As is evident, Kollontai was ahead of her time. Her theories preceded the sexual revolution of the 1970s that normalised ‘free love’, and it is remarkable that so early in the 20th century, her eccentric and feminist ideas – which she very publicly voiced – were not condemned, but celebrated. She was not shamed for her outspokenness, openness about sexuality, and close friendships with men in her party.

On the contrary, her candour made her a Bolshevik icon, and she symbolically rose in political station to eventually be awarded the position of first female ambassador to Norway.

Despite her profound social and cultural impact, Kollontai was kept away from central party politics and instead given diplomatic roles, indicating that female emancipation was far from complete.
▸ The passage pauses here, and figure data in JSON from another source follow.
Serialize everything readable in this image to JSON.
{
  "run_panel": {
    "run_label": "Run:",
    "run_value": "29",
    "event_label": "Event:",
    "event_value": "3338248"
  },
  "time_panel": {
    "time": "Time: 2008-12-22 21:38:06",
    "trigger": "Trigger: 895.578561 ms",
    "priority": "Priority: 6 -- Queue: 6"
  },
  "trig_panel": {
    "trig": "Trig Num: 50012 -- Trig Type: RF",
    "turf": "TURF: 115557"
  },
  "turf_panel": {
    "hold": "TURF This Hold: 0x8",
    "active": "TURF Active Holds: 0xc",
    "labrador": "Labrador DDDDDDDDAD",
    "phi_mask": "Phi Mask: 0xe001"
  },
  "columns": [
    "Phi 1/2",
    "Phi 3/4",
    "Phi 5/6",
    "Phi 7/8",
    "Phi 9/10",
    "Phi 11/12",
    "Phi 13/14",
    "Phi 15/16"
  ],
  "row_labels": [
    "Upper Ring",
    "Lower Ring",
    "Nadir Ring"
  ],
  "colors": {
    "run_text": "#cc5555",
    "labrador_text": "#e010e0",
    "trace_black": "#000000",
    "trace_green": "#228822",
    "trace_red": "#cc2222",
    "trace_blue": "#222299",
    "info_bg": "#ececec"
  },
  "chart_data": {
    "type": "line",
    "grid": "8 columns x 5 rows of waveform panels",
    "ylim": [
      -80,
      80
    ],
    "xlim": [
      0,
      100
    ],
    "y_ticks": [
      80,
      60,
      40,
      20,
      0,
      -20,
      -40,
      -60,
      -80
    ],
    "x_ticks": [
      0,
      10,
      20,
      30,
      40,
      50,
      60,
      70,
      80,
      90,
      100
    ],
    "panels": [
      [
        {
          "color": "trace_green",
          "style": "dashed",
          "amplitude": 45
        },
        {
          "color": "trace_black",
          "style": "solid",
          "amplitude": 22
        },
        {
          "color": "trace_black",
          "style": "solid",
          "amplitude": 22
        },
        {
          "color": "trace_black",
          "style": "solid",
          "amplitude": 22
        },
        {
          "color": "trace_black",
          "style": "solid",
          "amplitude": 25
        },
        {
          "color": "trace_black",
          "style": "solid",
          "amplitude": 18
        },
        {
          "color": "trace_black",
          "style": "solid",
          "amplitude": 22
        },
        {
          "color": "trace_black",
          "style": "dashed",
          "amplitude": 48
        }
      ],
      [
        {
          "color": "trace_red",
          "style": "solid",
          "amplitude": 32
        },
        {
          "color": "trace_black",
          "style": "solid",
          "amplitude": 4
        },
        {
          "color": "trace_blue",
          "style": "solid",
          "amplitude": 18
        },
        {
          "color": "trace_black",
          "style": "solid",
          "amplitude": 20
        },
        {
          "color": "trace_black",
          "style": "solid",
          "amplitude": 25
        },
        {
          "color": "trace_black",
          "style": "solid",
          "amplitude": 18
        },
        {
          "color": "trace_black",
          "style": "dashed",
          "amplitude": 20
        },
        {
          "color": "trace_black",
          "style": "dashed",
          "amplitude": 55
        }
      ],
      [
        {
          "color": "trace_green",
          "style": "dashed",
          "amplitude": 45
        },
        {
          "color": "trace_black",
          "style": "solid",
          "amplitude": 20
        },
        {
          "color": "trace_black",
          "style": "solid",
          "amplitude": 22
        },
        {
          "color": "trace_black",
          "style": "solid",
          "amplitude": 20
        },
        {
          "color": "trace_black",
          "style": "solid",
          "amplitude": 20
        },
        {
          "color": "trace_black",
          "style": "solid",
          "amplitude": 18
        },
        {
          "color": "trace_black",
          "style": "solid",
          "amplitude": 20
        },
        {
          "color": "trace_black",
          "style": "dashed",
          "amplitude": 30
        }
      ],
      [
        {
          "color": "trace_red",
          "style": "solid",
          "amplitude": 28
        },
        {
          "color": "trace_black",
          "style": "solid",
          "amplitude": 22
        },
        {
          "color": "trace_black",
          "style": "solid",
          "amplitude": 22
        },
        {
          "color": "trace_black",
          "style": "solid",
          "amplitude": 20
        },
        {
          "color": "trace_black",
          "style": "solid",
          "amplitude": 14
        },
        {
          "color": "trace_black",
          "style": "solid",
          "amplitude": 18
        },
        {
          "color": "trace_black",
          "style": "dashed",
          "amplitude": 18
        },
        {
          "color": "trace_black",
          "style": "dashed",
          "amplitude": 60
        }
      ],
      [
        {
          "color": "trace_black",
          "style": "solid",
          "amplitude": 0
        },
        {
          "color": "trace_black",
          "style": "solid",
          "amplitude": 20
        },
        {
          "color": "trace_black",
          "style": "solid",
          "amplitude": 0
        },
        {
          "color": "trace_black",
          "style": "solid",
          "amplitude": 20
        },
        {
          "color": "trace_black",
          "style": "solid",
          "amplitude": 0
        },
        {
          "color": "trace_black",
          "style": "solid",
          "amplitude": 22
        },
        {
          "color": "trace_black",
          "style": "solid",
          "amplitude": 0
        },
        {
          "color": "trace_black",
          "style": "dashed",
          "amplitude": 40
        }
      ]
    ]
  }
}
Yet even considering this moderate political success within the Party itself, there is something incredibly powerful about Kollontai’s shamelessness, her revolutionary zest, and her determination to see the start of a new social order that did not solely satisfy the ego of working class men.

Somehow, by using her sharp tongue and no bullshit attitude, she managed to navigate an early 20th century sociopolitical system that was entirely dominated by men.

She was a significant force in publicly demolishing centuriesold social and cultural boundaries, and she performed the literary equivalent of raising a skirt above her knees as a metaphorical fist to archaic attitudes.

Kollontai had no time for the glorification of the pining, obedient, and demure heroine that needed to be swept off her feet by a gallant man.

Rather, she believed women of the revolutionary era had a greater purpose than that: they were capable of so much more than what novels and the society of the past restricted them to.

This attitude is summarised in one of her most famous quotations: “I’ve read enough novels to know just how much time and energy it takes to fall in love and I just don’t have the time.”

In a few short words, Kollontai demonstrated her refusal to believe that a man’s love and his good opinion are needed to define a woman’s self worth.

Ironically, this message is still prevalent in the modern day, revealing how our world – and the struggle of the sexes – is not so different from that of Kollontai and the revolutionaries of 1917.